Supervised Learning of Universal Sentence Representations From Natural Language Inference Data (2017)

#Sentence Embedding

May 30, 2025

Supervised Learning of Universal Sentence Representations From Natural Language Inference Data proposes a supervised approach to train neural networks on the Stanford Natural Language Inference (SNLI) dataset to produce general-purpose sentence embeddings applicable to a wide range of downstream tasks. The authors evaluated seven different encoder architectures across twelve NLP tasks and found that a bidirectional LSTM with max pooling achieved the best performance.

They chose to train on a natural language inference dataset because they hypothesized that NLI requires models to perform high-level semantic reasoning between sentence pairs. The SNLI dataset consists of 570,000 sentence pairs, each comprising a premise and a hypothesis, annotated with one of three labels: entailment, neutral, or contradiction.

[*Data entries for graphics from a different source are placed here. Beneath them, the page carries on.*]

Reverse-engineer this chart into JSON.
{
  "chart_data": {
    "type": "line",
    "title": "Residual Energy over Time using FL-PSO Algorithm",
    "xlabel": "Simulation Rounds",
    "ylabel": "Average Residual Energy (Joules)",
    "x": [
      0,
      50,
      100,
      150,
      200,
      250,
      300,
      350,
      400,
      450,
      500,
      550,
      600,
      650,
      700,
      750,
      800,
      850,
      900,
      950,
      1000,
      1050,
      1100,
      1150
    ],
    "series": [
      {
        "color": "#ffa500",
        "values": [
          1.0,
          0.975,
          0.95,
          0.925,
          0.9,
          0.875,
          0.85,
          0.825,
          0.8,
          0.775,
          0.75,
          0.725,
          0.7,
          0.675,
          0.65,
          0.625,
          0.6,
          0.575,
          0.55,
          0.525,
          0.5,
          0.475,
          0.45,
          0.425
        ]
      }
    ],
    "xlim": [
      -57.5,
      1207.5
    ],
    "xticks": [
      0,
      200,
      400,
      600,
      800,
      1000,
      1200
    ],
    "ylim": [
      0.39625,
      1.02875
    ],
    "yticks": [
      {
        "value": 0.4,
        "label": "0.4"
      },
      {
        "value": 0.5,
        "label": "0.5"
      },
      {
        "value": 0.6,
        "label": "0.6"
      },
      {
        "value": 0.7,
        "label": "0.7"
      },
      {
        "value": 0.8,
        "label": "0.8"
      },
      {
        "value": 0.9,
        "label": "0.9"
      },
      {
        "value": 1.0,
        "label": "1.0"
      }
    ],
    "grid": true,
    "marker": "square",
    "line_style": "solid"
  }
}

While the encoder component varies across the seven architectures, the classification layer is shared. Each model generates two sentence embeddings, \( u \) and \( v \), for the premise and hypothesis, respectively. These embeddings are combined into a single feature vector using concatenation: \( (u, v, |u - v|, u \odot v) \). This vector is then passed through fully connected layers and a softmax classifier to predict the relationship label.

In the best-performing architecture—bidirectional LSTM with max pooling, the sentence is encoded by concatenating the outputs from forward and backward LSTMs. Max pooling is then applied across all token vectors to produce a fixed-size sentence embedding, where each dimension takes the maximum value across the sequence.